A majority of Canadians remain concerned about COVID-19, however, their anxieties toward the virus have softened and vary depending on age, according to a new poll.
The Ipsos poll conducted exclusively for Global News between Dec. 14 and 16, 2022, found 61 per cent of the 1,004 adults surveyed indicated that COVID-19 is a concern and 70 per cent disagreed with the notion the virus “is not a big deal.”
However, a clear consensus that once existed among Canadians supporting strong public health measures and showing high levels of concern appears to have softened, says Ipsos senior vice-president Sean Simpson.
“What’s really interesting about the evolution of this disease and public opinion on the disease is two years ago, there was pretty well a consensus in Canada: COVID was a concern. There was very strong support for mandatory vaccinations, for restrictions on travel, et cetera,” he said.
“Now that we’re almost nearing the three-year mark, we have nothing close to a consensus and we can’t even necessarily agree that it is an ongoing concern.”

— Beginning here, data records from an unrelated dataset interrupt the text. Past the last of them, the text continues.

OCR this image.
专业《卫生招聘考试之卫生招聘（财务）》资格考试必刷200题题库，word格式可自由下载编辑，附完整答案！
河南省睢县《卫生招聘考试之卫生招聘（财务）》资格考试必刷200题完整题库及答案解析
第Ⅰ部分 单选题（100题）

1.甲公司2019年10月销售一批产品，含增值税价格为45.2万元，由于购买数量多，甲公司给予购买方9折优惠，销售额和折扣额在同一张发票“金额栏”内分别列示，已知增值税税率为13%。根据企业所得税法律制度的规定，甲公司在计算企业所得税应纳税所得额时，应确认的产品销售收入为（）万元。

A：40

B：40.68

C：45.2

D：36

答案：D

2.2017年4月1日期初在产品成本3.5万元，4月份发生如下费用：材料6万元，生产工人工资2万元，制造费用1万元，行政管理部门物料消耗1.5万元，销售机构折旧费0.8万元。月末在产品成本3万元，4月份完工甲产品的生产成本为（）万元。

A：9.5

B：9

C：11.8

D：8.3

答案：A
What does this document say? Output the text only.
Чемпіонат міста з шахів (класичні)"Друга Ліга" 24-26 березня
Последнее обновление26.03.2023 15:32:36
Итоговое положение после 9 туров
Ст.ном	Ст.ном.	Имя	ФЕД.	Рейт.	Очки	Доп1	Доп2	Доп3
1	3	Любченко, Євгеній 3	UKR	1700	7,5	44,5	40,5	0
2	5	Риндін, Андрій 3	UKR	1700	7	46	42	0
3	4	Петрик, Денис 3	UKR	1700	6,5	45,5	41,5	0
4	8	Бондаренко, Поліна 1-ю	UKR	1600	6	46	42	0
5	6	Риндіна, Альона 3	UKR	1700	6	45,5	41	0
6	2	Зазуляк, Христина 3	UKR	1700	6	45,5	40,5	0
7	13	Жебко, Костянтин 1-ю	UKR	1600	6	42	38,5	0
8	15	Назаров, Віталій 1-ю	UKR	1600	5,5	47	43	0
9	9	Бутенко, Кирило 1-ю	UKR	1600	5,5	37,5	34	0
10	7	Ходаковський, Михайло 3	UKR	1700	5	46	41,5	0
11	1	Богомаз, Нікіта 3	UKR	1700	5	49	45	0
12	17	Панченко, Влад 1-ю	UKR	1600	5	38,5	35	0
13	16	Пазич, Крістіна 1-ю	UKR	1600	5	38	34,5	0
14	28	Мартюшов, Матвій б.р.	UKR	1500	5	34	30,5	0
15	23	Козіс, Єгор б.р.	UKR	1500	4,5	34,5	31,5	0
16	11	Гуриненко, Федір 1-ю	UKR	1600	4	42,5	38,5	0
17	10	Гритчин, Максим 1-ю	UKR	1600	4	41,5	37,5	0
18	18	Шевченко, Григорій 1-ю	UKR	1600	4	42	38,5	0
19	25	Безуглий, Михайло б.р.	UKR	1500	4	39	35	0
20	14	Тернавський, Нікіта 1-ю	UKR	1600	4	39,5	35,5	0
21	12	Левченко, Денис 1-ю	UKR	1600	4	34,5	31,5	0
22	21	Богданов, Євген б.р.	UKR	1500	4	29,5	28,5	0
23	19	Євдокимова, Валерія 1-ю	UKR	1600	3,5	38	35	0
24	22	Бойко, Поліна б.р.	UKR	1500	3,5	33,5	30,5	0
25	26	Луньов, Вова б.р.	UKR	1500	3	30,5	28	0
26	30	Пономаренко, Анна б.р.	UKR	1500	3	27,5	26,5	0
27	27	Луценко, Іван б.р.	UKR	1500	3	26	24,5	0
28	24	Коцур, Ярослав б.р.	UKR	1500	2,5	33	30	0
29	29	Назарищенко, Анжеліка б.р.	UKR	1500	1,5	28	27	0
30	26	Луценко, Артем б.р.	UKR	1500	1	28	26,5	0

Two years ago, Simpson says levels of anxiety about the virus and support for public health measures all had levels of support in the 80 to 90 per cent range.
Now, with just over 60 per cent of Canadians indicating the virus as a concern and just under 40 per cent saying it isn’t, Canadians have become “increasingly divided on the issue of COVID-19,” Simpson said.
Older Canadians were more likely to indicate feelings of concern over the virus, with three-quarters of those 55 and over saying they’re worried, while 57 per cent of those 35 to 54 agreed and 50 per cent of 18- to-34-year-olds said they were concerned.